Because they're worth it: goalkeepers creeping towards relative parity with outfield players

It took 16 years for Gianluigi Buffon’s transfer record to be broken but things seem to be changing, slowly.

THE WORLD TRANSFER fee has been smashed four times in the last eight years by Kaka, Cristiano Ronaldo, Gareth Bale and Paul Pogba.

But, up until last week, Gianluigi Buffon’s 16-year-old transfer between Parma and Juventus was still standing as the most expensive goalkeeper deal of all time.

However, in recent days, there have been two new entries in the top three.

Brazilian Ederson’s £34.7 move to Pep Guardiola’s Manchester City is the new record, while Jordan Pickford’s switch from Sunderland to Everton for an initial £25m makes him the most costly British keeper in history.

Finally, it appears, the most under-valued position on a football field is starting to gain some new-found respect.

With David de Gea continually linked with a transfer away from Manchester United and Italian teenager Gianluigi Donnarumma now refusing to sign a new deal with AC Milan, there’s a distinct possibility that the goalkeeper record will be broken again sooner rather than later.

Italian Soccer - Coppa Italia - Final Second Leg - Inter Milan v Lazio Source: Matthew Ashton

It is baffling to glance at the list of the most expensive goalkeepers of all time and seeing the likes of Angelo Peruzzi’s move from Inter to Lazio in 2000 still making the top-10.

Further digging is even more revealing. Despite the goalkeeper’s position being so undeniably individual (no one helps him/her make a save, unlike with the process of scoring a goal), only the Russian – Lev Yashin – has ever walked away with the Ballon ‘d’Or award. Bad enough as it is for defenders to get a look-in, it’s pretty much impossible for goalkeepers.

It’s an odd aspect to the game, particularly as economics has played such a crucial role at clubs over recent years. Goalkeepers – well, the better ones – are a no-brainer investment. For the most part, they don’t bounce between teams as much as outfield players. There’s a good reason why Ederson and Pickford have signed five-year deals with Man City and Everton respectively – they’ll more-than-likely stay for the duration of the contract. De Gea has already been at United for six seasons, the same as Manuel Neuer at Bayern Munich. Discount deals at the time (bafflingly cheap at £18.3m and £15.7m), they now look like the steals of the century.

Manuel Neuer Manuel Neuer cost Bayern Munich just £15.7m when he joined from Schalke in 2011. Source: Andreas Gebert

Of course, the dysfunctional side of sport sees goalkeepers punished the most – something that probably leads to a wider flippancy towards them. They are remembered more for the errors they make than the miraculous saves they conjure.
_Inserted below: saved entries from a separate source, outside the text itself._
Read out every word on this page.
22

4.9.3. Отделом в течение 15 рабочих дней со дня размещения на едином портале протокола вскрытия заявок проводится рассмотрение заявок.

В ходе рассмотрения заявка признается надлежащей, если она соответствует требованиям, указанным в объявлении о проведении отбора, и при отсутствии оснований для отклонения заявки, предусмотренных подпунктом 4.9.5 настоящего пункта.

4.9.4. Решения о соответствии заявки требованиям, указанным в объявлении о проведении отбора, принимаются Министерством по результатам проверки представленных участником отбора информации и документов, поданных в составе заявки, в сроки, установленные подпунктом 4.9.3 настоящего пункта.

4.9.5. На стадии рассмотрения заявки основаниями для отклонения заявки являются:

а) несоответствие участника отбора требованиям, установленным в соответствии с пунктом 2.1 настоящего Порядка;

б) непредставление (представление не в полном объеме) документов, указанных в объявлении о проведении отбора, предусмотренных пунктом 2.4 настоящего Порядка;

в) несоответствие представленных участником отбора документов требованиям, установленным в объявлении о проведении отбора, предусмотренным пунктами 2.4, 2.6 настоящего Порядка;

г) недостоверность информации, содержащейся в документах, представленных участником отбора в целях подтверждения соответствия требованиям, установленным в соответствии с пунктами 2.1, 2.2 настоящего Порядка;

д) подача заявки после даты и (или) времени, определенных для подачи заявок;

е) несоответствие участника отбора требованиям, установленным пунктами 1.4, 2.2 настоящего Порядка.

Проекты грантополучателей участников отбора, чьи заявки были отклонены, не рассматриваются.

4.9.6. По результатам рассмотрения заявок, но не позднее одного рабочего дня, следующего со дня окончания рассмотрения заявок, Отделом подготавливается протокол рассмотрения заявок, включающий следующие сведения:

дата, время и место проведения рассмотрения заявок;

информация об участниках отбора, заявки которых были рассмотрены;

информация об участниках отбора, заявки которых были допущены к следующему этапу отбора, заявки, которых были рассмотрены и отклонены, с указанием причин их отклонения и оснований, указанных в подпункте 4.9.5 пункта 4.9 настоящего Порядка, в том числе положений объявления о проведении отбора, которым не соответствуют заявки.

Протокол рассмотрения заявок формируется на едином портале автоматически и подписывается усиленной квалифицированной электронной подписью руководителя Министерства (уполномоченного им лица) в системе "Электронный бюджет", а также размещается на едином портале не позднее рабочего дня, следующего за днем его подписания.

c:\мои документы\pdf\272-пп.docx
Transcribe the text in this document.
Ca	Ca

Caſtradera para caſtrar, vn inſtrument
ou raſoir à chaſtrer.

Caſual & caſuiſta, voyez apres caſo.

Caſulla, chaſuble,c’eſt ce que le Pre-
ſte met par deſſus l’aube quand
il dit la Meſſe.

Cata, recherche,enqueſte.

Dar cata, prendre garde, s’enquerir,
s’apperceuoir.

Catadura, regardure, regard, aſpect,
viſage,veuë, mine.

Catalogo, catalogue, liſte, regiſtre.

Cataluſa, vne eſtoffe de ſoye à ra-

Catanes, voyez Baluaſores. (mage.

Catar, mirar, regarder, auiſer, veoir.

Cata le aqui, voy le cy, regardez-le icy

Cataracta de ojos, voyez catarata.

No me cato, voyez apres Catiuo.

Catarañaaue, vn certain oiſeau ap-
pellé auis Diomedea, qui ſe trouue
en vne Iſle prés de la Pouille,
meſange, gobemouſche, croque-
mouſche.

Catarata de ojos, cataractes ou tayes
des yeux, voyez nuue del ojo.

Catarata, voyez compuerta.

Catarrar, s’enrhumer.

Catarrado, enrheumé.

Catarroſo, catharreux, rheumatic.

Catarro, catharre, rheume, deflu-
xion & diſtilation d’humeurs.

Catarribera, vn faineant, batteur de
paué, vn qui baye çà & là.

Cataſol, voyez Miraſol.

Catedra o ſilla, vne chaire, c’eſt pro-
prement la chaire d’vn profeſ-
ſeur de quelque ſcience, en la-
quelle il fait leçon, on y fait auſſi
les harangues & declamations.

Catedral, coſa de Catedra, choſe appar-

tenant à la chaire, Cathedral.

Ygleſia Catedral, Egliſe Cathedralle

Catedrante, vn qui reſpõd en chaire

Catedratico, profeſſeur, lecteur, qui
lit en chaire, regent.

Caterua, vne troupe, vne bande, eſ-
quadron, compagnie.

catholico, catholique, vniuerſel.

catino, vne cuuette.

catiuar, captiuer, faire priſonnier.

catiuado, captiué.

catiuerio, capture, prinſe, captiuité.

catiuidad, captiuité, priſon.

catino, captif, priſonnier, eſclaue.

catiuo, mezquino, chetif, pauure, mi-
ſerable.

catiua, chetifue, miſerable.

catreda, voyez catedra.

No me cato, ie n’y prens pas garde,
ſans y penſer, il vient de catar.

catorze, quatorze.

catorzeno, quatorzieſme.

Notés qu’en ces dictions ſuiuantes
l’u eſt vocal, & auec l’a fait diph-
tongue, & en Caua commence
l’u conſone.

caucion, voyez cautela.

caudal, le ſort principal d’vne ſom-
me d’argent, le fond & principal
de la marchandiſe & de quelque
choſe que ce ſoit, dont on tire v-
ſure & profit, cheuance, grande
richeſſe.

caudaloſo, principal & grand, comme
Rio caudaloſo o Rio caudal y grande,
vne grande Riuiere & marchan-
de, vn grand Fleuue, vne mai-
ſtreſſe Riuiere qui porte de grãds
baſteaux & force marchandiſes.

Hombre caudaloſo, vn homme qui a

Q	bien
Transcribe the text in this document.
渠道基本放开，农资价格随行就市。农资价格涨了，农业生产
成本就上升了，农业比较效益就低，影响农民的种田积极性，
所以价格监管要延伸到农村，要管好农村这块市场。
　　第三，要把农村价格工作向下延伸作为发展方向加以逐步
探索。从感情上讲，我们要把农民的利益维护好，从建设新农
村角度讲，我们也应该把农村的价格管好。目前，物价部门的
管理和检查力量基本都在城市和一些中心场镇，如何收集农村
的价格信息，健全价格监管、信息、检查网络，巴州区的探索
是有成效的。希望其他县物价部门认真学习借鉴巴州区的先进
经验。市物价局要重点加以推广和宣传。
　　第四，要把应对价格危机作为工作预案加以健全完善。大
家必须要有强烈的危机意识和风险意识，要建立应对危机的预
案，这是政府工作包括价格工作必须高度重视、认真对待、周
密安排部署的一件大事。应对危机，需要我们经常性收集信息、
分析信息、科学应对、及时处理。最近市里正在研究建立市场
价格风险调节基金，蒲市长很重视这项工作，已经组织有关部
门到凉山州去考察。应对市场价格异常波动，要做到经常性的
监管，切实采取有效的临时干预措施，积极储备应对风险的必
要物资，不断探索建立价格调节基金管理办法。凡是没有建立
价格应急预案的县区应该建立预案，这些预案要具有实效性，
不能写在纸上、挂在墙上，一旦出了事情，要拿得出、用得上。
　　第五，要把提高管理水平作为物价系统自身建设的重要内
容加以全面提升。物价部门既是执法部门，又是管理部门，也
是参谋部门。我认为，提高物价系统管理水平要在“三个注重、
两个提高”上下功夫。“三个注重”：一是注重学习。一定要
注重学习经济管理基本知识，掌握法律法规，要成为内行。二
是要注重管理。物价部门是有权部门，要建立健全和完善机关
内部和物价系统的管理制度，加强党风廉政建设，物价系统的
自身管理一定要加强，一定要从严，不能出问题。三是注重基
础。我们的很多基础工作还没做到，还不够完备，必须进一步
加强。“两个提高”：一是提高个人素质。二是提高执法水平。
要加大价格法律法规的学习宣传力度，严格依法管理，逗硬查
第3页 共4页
If a goalkeeper errs, more than likely it results in a goal. The reaction is rarely, ‘Well, he/she has already made three magnificent, goal-saving blocks so we really should have conceded earlier’. If a striker misses an open net, there’s annoyance and frustration but a wider optimism that there will be another opportunity. Also, there is the nature of the game to understand. When a goalkeeper makes an outstanding stop, the game doesn’t pause. It’s usually followed by an instant rebound or a set-piece. But once a ball has hit the net, the break in play is a obvious time for reflection and recrimination, particularly if a goalkeeper has dropped a clanger.

Still, when it’s announced Leicester City have signed a centre-back from Hull, who has one season of top-flight experience – for £17m, you can’t help but cringe a bit that it’s only one million pounds less than what United paid for de Gea.

Speaking to The42 in 2015, celebrated football journalist and author of The Outsider – a study of the history of the goalkeeper – Jonathan Wilson, gave this analysis:

“Peter Shilton was baffled that people were willing to pay £500,000 for someone who’d score 15 goals a season but he wouldn’t pay £300,000 for someone who’d save 20 goals a season. Again it’s the invisibility of what a goalkeeper does. Nobody remembers goals that aren’t. Generally speaking, goalkeepers are undervalued and with the statistical approach comes the realisation that goalkeepers are actually bargains and that if you’re investing big, it makes more sense to invest big in a goalkeeper than a centre-forward.”

We’re getting there, it would seem. At long last.